C’est le même cas, dans le secteur de la culture désormais. Si on veut exercer la  profession d’artiste, il faut disposer d’une carte d’identité professionnelle,  puisque c’est un métier qui est règlementé aujourd’hui.

Il fallait donc faire des consultations avec les faitières des organisations artistiques, secteur par secteur, pour pouvoir déterminer ensemble les conditions de la délivrance de la carte professionnelle d’artiste. Depuis que Mme Françoise Remarck a été nommée ministre de la Culture et de la Francophonie, elle nous a donné un mot d’ordre clair qui est de professionnaliser le monde de la culture. On ne peut donc pas, soi-même, préparer les textes sans écouter ceux à qui ils seront appliqués. Il fallait donc recevoir les artistes, les écouter, échanger avec eux. C’est ce que nous faisons pendant ces deux jours.

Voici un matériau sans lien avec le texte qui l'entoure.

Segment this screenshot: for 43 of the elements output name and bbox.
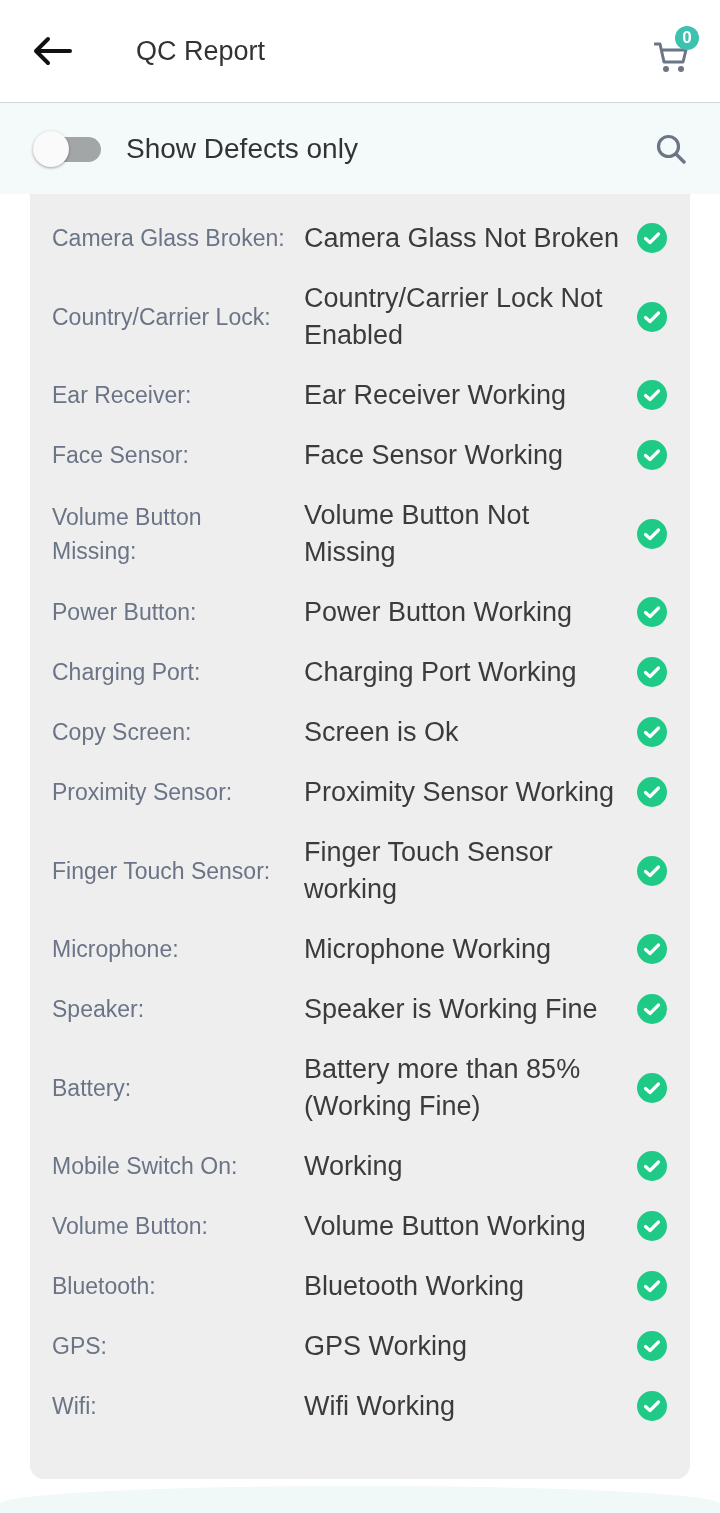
check-label: Proximity Sensor: bbox=[52, 778, 234, 807]
check-label: Mobile Switch On: bbox=[52, 1152, 239, 1181]
check-result: Country/Carrier Lock Not Enabled bbox=[304, 281, 604, 352]
check-result: Battery more than 85% (Working Fine) bbox=[304, 1052, 582, 1123]
check-result: Finger Touch Sensor working bbox=[304, 835, 554, 906]
check-result: Speaker is Working Fine bbox=[304, 992, 599, 1026]
check-label: Battery: bbox=[52, 1073, 133, 1103]
check-result: Face Sensor Working bbox=[304, 438, 565, 472]
check-label: Ear Receiver: bbox=[52, 381, 193, 410]
check-result: Screen is Ok bbox=[304, 715, 460, 749]
check-label: Bluetooth: bbox=[52, 1272, 157, 1301]
check-result: Ear Receiver Working bbox=[304, 378, 568, 412]
check-label: Country/Carrier Lock: bbox=[52, 302, 272, 332]
check-label: Face Sensor: bbox=[52, 441, 190, 470]
check-label: Speaker: bbox=[52, 995, 146, 1024]
check-label: Charging Port: bbox=[52, 658, 202, 687]
back-arrow-icon[interactable] bbox=[32, 36, 72, 66]
check-result: Microphone Working bbox=[304, 932, 553, 966]
check-label: Power Button: bbox=[52, 598, 198, 627]
page-title: QC Report bbox=[136, 35, 267, 67]
check-label: Volume Button Missing: bbox=[52, 502, 203, 566]
check-result: Bluetooth Working bbox=[304, 1269, 526, 1303]
search-icon[interactable] bbox=[656, 133, 686, 164]
check-label: Copy Screen: bbox=[52, 718, 193, 747]
toggle-label: Show Defects only bbox=[126, 132, 359, 165]
check-result: Camera Glass Not Broken bbox=[304, 221, 621, 255]
check-result: Charging Port Working bbox=[304, 655, 578, 689]
check-label: Volume Button: bbox=[52, 1212, 209, 1241]
check-result: Volume Button Working bbox=[304, 1209, 587, 1243]
check-result: Proximity Sensor Working bbox=[304, 775, 616, 809]
check-result: Volume Button Not Missing bbox=[304, 498, 531, 569]
show-defects-toggle[interactable] bbox=[33, 130, 101, 167]
check-result: GPS Working bbox=[304, 1329, 469, 1363]
check-label: Wifi: bbox=[52, 1392, 98, 1421]
check-label: GPS: bbox=[52, 1332, 108, 1361]
check-label: Microphone: bbox=[52, 935, 180, 964]
check-label: Camera Glass Broken: bbox=[52, 224, 286, 253]
cart-icon[interactable] bbox=[654, 41, 688, 73]
check-label: Finger Touch Sensor: bbox=[52, 856, 272, 886]
check-result: Wifi Working bbox=[304, 1389, 457, 1423]
cart-count-badge: 0 bbox=[675, 26, 699, 50]
check-result: Power Button Working bbox=[304, 595, 574, 629]
check-result: Working bbox=[304, 1149, 404, 1183]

Nous avons déjà effectué une première partie des consultations, il reste maintenant quatre (4) groupes à recevoir, c’est dans la continuité que s’inscrit la rencontre de ce jour avec les artistes musiciens.

 

 

LP : Revenons aux enjeux, après le contexte… 

EA : Les enjeux, c’est de fixer les conditions selon les secteurs de métiers relevant le statut de l’artiste et ensemble terminer le statut général.

Nous allons aussi faire en sorte que les acteurs s’approprient  les conclusions et résolutions de l’atelier qui fixe les règles de leur travail.

En Côte d’Ivoire, la carte professionnelle est un acte administratif.  En plus des conditions générales de son acquisition, il y a aussi les conditions spécifiques dans chaque secteur d’activités.  Mais, on leur présente d’abord le décret de 2021, parce qu’ils doivent le connaitre.

 

 

LP : Quelle sera la suite après ces rencontres sectorielles ?

EA : Après celles-ci, il y aura une rencontre générale avec tout le monde culturel pour présenter le fruit de nos réflexions, secteur par secteur.

Ce sont deux activités qui se déroulent en même temps. Il y a la question de la carte professionnelle, mais également, nous parlons du régime de prévoyance sociale de l’artiste.

 

 

LP : Mais, la question de la prévoyance sociale ne relève pas du ministère de la Culture !

EA : Il y a un communiqué interministériel voulu par nos deux ministres : la ministre Françoise Remarck et le ministre Adama Kamara qui ont réfléchi sur ce volet pratique de prévoyance sociale. Effectivement, ce n’est pas le ministère de la Culture qui gère ce volet prévoyance sociale. C’est pourquoi une équipe du ministère en charge de la prévoyance sociale est présente pour présenter la Cmu (Couverture maladie universelle), sous le leadership du ministre Me Adama Kamara. Elle va également expliquer le décret qui a institué le statut du régime social du travailleur indépendant. Il y a déjà eu un atelier, à Assinie, pour présenter cela et monter les bénéfices qui en découlent pour les artistes.

La ministre de la Culture a négocié pour qu’on ait un régime encore pour l’artiste parce qu’il y a le grand groupe des travailleurs indépendants, mais l’artiste c’est un autre groupe, qui ne vit que sur ses productions artistiques que sont les concerts.

 C’est là l’intérêt de la carte qui va permettre d’avoir un régime social de faveur pour l’artiste ivoirien.

En plus du régime social, la carte va permettre aussi aux artistes d’intégrer tous nos mécanismes de financement au niveau du ministère et ses partenaires.